The Blue Cross has also been involved in various animal welfare projects over the past 60 years. In the 1970s, India exported rhesus monkeys to the United States for biomedical research to advance public health (a condition of the export). However, Prime Minister Desai ended that export after Nanditha Krishna (Chinny Krishna’s wife) wrote to him to explain that some monkeys were being used in radiation research by the Armed Forces Radiobiology Research Institute. The Blue Cross also campaigned successfully to end the export of frog legs to Europe and the use of animal cadavers in biology dissection.
In 2021, S. Chinny Krishna received a Prani Mitra (literally “Friends of Animals”) Award from the Indian government for his lifetime of animal service. This was the first time since 2003 that the Prani Mitra Awards honoring animal advocates had been announced. Captain V Sundaram, Chinny’s father, received a posthumous Prani Mitra award (collected by his mother, Usha Sundaram) in 1998. Chinny and his father are the only father-son pair to receive the Prani Mitra Award.

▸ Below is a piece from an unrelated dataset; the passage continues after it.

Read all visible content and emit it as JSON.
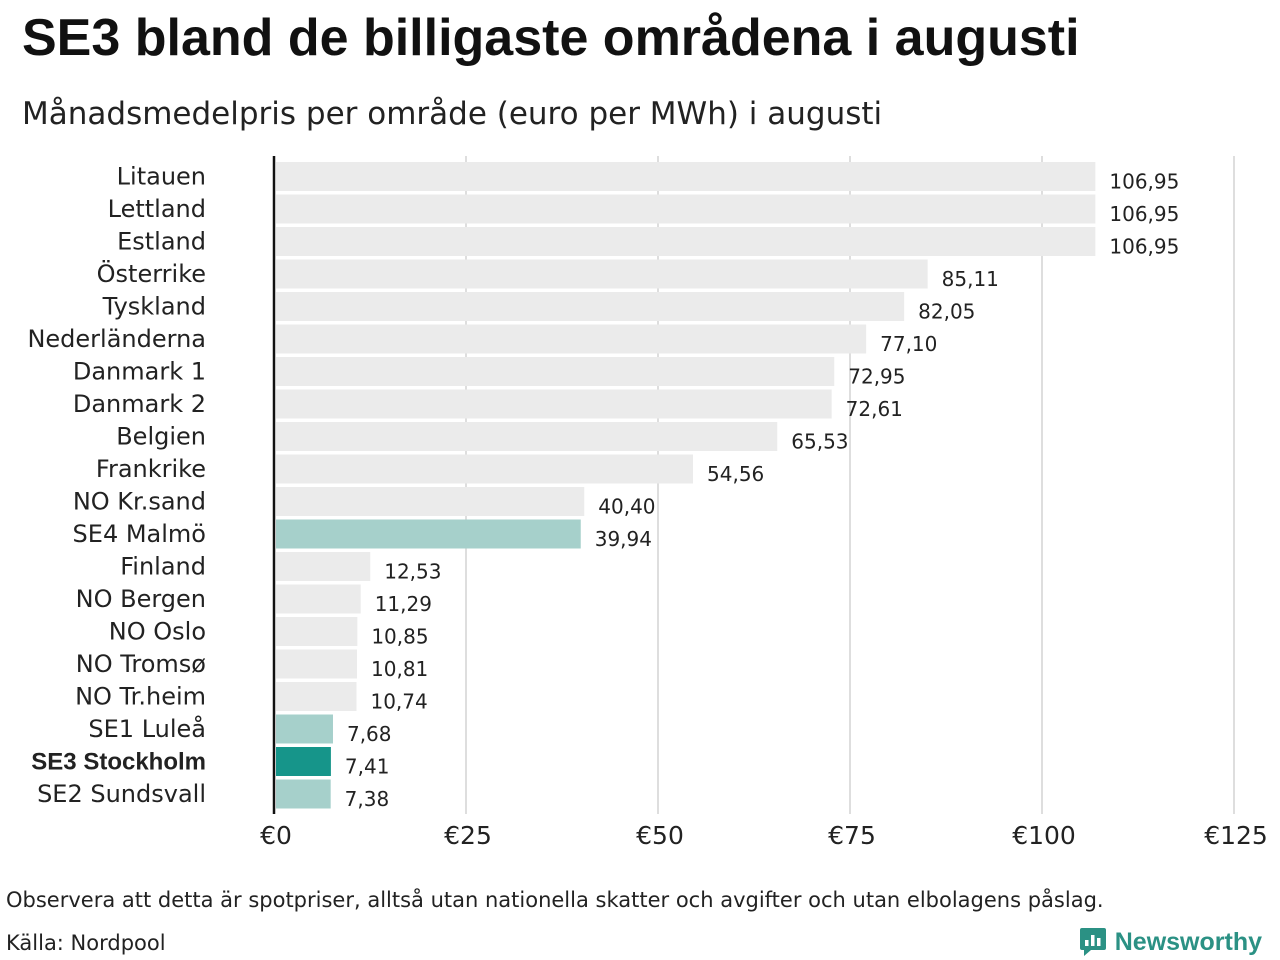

While the award honors individuals, Chinny’s animal welfare work is most definitely a community affair, starting with his parents and including his wife, Nanditha, his siblings and his sons. Both sons have been active in animal welfare advocacy, and one has produced a PhD thesis on the history of animal welfare in India. In writing about the Blue Cross and its 60th anniversary, one cannot help but applaud the achievements of the Sundaram family and all the others who have volunteered and worked for the Blue Cross of India since its first registration in 1964.